Angels are our friends, and they are on the side of light against darkness. We are not alone in this universe. There are a vast host of intelligent unfallen beings who care about our salvation, and lead the way in praising God for providing us with a Savior. If you want the true Christmas spirit, then listen to the angels. The very essence of Christmas is adoration. We do not know what Christmas is until we feel the need to praise God. To sing glory to God in the highest with the angels is where it is at. This means we need to have received God's gift, and taken His Son as our Savior. Only those who have done so can know the true spirit of adoration.
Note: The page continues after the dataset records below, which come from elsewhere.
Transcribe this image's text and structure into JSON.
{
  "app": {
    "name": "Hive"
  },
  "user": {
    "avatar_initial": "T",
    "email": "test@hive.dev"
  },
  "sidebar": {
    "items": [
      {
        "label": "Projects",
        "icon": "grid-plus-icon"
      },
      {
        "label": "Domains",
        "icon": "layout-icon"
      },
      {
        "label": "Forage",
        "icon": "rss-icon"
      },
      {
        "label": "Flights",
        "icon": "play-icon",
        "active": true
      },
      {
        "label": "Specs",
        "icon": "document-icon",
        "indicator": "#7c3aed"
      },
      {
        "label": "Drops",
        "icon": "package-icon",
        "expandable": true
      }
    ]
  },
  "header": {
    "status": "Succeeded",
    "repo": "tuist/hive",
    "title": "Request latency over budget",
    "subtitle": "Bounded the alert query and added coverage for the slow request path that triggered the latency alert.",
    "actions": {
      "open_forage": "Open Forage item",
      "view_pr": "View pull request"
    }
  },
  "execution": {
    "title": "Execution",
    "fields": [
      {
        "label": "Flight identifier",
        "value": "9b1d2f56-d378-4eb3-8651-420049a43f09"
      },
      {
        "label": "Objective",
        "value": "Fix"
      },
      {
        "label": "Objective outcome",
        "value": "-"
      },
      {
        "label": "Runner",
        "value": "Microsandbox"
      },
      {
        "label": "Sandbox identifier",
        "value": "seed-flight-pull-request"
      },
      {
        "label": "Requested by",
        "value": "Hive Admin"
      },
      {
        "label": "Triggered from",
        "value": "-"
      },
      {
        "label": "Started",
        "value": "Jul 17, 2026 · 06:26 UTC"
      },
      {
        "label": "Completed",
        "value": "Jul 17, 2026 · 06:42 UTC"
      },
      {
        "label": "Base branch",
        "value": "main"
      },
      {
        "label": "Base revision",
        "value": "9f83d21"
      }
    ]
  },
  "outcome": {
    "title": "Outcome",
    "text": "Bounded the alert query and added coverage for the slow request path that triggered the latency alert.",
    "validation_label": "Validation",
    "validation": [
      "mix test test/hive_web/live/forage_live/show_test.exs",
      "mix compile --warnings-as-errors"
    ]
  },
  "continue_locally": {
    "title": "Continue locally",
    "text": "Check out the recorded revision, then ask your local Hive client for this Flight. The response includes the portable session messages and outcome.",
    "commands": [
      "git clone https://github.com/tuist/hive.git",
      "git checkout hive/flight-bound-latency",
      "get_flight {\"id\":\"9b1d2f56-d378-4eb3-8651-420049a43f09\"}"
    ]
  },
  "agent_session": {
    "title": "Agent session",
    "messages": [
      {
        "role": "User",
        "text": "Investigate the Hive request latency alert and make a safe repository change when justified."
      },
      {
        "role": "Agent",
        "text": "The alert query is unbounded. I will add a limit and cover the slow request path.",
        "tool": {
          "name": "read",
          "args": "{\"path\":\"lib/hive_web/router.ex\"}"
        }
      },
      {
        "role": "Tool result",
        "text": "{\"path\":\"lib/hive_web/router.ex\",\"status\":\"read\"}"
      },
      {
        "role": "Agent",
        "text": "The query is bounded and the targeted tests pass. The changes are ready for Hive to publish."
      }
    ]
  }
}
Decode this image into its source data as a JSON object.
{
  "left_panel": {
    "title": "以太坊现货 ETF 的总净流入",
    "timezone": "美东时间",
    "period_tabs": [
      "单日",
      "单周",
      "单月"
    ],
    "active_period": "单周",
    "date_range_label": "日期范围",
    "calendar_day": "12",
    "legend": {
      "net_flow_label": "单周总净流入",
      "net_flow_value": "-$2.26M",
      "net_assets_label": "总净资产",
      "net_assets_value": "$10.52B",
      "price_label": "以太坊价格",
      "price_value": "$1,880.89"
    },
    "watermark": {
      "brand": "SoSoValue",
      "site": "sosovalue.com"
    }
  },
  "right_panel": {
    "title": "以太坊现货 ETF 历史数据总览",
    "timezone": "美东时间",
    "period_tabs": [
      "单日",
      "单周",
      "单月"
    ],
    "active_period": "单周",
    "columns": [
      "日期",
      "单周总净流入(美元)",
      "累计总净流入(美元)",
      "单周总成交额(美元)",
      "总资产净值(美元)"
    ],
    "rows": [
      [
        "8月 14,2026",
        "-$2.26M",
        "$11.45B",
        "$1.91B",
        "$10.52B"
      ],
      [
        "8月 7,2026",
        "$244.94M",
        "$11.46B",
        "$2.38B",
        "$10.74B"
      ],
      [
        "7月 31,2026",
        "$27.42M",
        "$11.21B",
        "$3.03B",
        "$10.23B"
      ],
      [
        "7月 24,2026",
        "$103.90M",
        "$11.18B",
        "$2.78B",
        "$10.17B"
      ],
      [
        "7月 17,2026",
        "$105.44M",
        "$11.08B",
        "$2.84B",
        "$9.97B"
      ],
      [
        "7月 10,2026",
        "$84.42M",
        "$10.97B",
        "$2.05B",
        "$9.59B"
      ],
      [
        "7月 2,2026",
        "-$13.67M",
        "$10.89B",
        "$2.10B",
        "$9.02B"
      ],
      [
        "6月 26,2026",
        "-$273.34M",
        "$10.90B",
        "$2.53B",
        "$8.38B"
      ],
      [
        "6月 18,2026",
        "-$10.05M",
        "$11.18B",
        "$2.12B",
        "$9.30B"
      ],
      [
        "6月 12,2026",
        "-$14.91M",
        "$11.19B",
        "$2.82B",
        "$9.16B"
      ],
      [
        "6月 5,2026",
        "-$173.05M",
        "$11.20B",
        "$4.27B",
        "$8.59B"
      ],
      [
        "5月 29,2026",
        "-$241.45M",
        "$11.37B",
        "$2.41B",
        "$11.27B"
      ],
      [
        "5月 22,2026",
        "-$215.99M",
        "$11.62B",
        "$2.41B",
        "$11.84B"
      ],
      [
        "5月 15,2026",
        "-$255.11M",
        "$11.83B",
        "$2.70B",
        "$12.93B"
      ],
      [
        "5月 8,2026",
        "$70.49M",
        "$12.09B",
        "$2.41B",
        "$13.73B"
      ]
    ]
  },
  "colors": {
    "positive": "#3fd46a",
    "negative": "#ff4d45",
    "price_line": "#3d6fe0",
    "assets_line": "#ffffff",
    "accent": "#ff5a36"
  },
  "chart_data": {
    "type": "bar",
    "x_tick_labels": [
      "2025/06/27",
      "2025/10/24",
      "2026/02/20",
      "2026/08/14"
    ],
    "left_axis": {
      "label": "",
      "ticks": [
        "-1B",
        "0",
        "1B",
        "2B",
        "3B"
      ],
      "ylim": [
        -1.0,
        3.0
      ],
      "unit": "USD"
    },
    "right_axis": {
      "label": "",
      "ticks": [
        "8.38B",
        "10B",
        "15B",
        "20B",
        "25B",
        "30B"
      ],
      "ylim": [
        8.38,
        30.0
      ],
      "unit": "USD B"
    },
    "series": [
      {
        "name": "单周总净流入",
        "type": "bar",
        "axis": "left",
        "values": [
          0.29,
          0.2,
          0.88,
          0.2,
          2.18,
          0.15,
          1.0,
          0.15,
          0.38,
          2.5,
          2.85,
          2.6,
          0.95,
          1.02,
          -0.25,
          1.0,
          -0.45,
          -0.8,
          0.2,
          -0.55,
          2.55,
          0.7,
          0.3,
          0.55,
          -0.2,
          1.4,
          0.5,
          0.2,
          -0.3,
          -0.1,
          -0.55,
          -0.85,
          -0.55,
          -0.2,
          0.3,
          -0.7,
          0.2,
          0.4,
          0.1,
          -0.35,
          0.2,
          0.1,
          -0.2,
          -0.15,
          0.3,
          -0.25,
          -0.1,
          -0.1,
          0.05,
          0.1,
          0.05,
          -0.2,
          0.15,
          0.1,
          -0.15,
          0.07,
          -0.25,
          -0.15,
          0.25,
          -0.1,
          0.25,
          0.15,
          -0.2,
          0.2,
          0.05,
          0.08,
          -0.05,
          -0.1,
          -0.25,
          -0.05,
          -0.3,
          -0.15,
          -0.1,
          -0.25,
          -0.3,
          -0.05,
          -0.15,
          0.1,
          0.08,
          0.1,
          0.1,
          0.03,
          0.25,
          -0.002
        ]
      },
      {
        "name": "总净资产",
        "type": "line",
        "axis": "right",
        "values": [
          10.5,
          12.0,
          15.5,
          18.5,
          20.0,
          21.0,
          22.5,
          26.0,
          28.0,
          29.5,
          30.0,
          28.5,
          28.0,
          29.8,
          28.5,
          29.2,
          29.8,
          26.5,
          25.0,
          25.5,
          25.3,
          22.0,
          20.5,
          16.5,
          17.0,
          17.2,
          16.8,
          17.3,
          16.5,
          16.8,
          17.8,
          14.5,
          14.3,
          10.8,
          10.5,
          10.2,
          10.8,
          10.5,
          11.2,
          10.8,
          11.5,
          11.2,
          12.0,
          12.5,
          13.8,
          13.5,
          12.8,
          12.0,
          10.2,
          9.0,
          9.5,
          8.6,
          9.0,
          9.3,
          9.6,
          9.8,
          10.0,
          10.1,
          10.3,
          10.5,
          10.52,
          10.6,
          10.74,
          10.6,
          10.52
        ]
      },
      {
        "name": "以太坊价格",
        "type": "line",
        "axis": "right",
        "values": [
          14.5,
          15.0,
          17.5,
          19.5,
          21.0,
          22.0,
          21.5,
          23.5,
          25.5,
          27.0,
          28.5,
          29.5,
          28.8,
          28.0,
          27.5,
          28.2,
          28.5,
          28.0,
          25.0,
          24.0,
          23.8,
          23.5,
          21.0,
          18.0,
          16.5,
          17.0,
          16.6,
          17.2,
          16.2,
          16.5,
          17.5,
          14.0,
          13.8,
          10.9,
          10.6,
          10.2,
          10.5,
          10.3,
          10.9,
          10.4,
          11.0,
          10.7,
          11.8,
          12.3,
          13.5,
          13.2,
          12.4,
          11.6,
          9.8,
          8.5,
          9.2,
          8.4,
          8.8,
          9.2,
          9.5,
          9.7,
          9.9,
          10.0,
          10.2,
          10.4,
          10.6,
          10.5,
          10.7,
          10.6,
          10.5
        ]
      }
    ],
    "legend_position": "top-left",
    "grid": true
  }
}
Giving and being generous, and having a great time in spreading cheer and happiness are all virtues, and we do not want to knock them, but we need to see they fall short of the real spirit of Christmas. They are side effects of adoration. If you do not start where the angels started your Christmas can never be what God intended. We need to think-Glory to God. We need to feel-Glory to God. We need to sing-Glory to God. Horatius Bonar wrote-


Glory be to Him who loved us

Washed us from each sinful stain;

Glory be to Him who made us

Priests and kings with Him to reign;

Glory, worship, laud, and blessing

To the Lamb who once was slain.

"Glory, worship, laud, and blessing"-

Thus the choir triumphant sings;

"Honor, riches, power, dominion"-

Thus its praise creation brings;

Thou art worthy, Thou art worthy,

Lord of lords and King of kings.

Glory to the King of angels,

Glory to the Church's King,

Glory to the King of nations,

Heaven and earth His praises sing;

Glory ever and for ever

To the King of Glory bring.

Christmas means salvation to man, but it means Glory to God, and it is never complete unless God gets adoration. If you want to give God the very best you can give, then follow the angels and give Him adoration. We need songs to adequately express adoration. Love songs are so popular because love needs music for its highest expression. The loving heart needs a poem and a tune. Love needs to be sung. That is what adoration is. It is love expressed in a song. Phillips Brooks wrote long ago-

The earth has grown cold with its burden of care

But at Christmas it always is young,

The heart of the jewel burns lustrus and fair;

And its soul full of music breaks forth on the air,

When the song of the angels is sung.

If the heavenly host sang as never before, and they were not even saved by the Savior they sang of; how much more ought we, who are saved by Him, be filled with songs of adoration? Let us remember that the appearance of the angels tells us Christmas is the greatest day of wonder in history. The adoration of the angels tells us, the best we can give to God in response to His gift to us, is the gift of worship and praise. Let us learn from these invisible friends that a true celebration of Christmas will involve wonder and worship. This is the message of the angelic anthem.